India and Nigeria will host the two fastest growing populations over the next three decades, with India adding 273 million people and Nigeria 200 million by 2050, the rapid pace fuelled by vastly different factors, according to the United Nations World Population Prospects 2019 report.
India will overtake China to become the world’s most populous country in 2027, according to the report. The world’s population is projected to increase by 2 billion people, from 7.7 billion now to 9.7 billion in 2050, according to the report.
While India’s population will increase because of a large cohort of young people who will enter their reproductive age over the next three decades, which will add “population momentum” even if births fall to two children or less per woman, Nigeria’s population will be driven by women having many more children.
India’s total fertility rate (TFR, the average number of children a woman has in her lifetime) ) is 2.2, with half of the country’s population in 24 states having reached “replacement TFR” of 2.1 or less, which is number of children per woman at which a population replaces itself and stops growing.
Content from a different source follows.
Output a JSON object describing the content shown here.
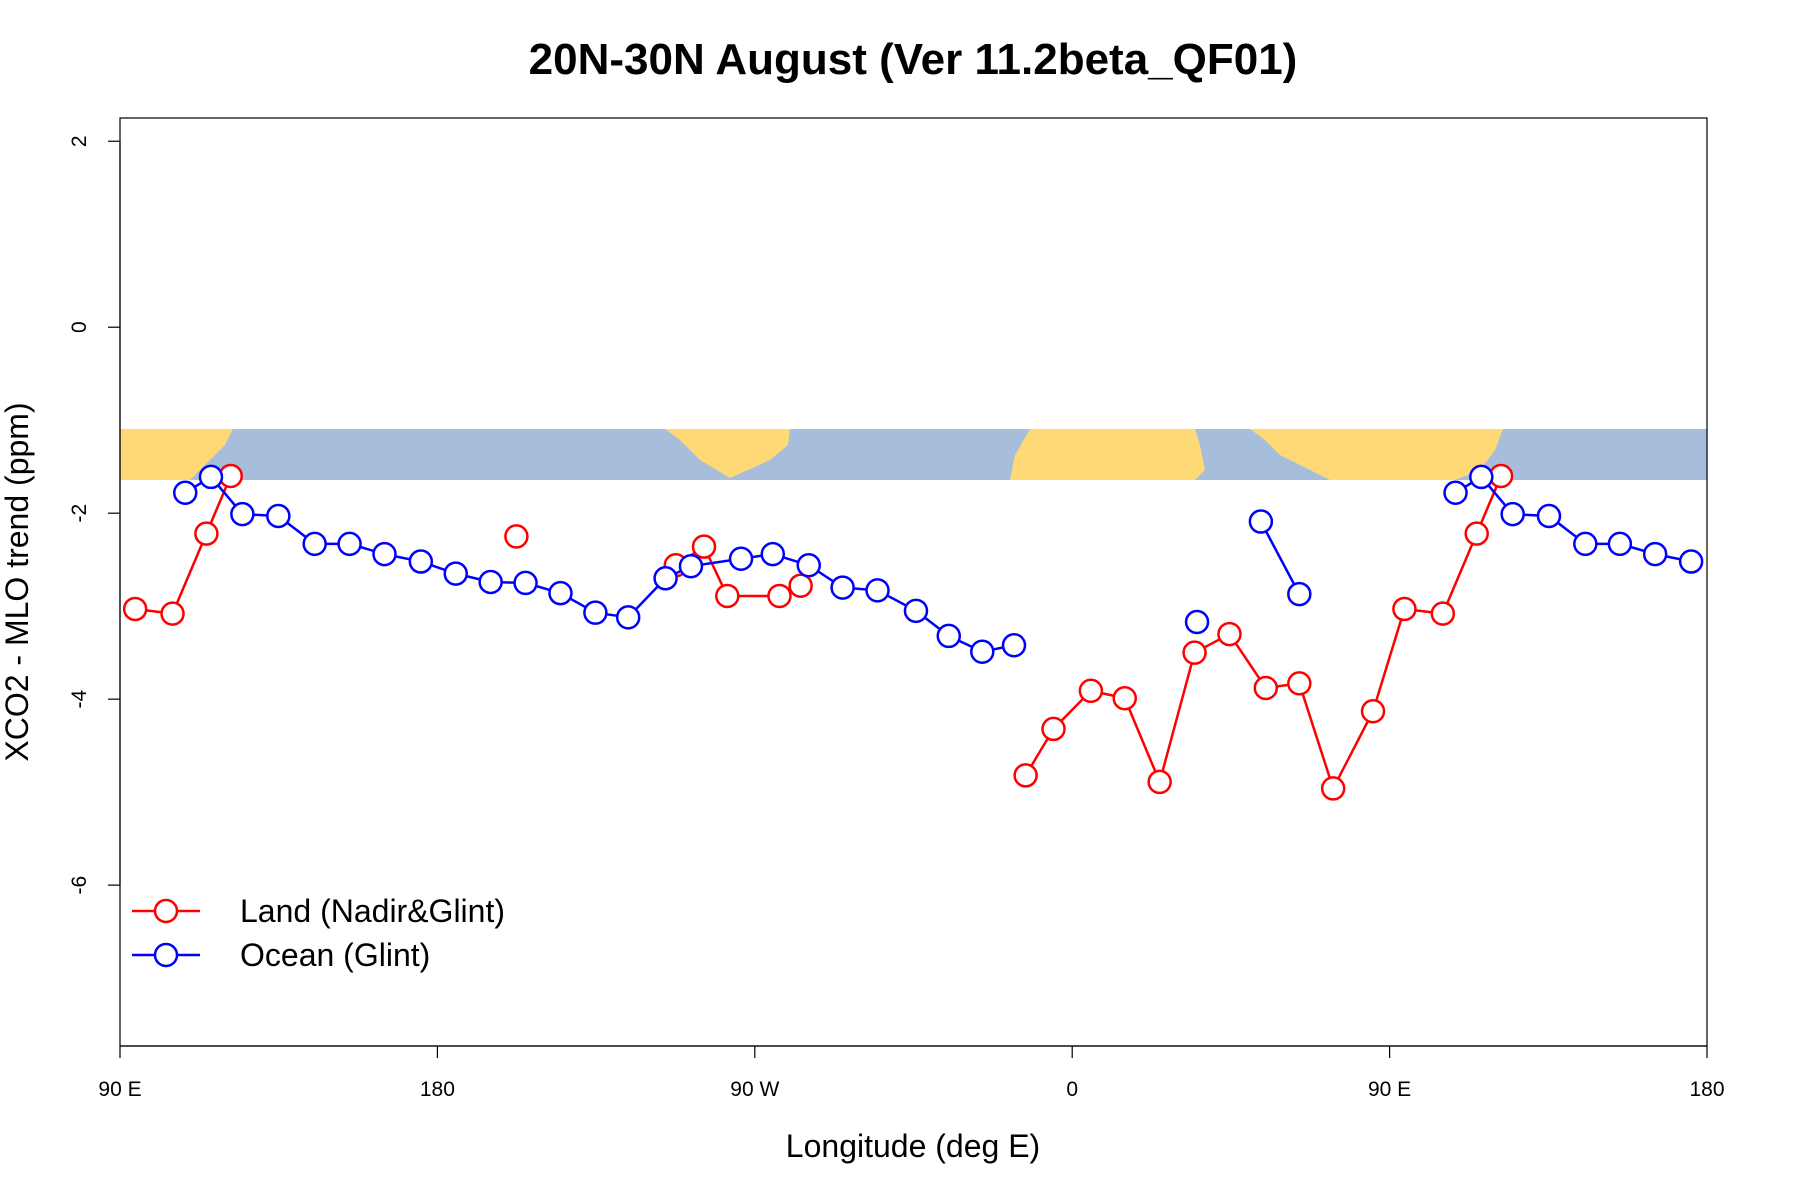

In Nigeria, the TFR is 5.4.
“Even if the TFR across all states were to fall immediately to two births or less per woman, India’s population would continue to grow, as it will in countries and regions where fertility has declined recently. In India, Latin America and the Caribbean, virtually all of the projected population growth till 2050 will be driven by the population momentum from a largely young population,” AR Nanda, former secretary, Union ministry of health, and trustee, Indian Association for the Study of Population, said ahead of the World Population Day on Thursday.
“The National Population Policy 2000 had projected TFR will reach around 2.1, which will show when the Sample Registration System data comes out in 2020. Contraceptives and spacing methods, including male contraception, have to be made widely available, especially to adolescents and young adults, who get missed,” said Nanda.
Addressing high TFR in Uttar Pradesh and Bihar must remain a priority, say experts. “People must have access to uninterrupted quality services and social development support, such as nutrition, health, sanitation and infrastructure, to ensure they have the tools and the information to have the desired family size,” said Rajib Acharya, senior associate, Population Council of India.
Budgetary allocation for health went up by 15% this year, from ₹56,045 crore in 2018-19 (revised estimates), to ₹64,559 crore in 2019-20. But while the allocation for the National Health Mission went up by 8% over the previous year to ₹32,995 crore, the share of the Reproductive and Child Health flexipool out of the approved NHM funds has halved in four years, from 40% in 2016-17 to 20% in 2019-20, which some demographers find worrying.
“A major chunk of the increased allocation for NHM is driven by health system strengthening, which increased by around 12% over last year…,” said a health ministry official, who did not want to be named.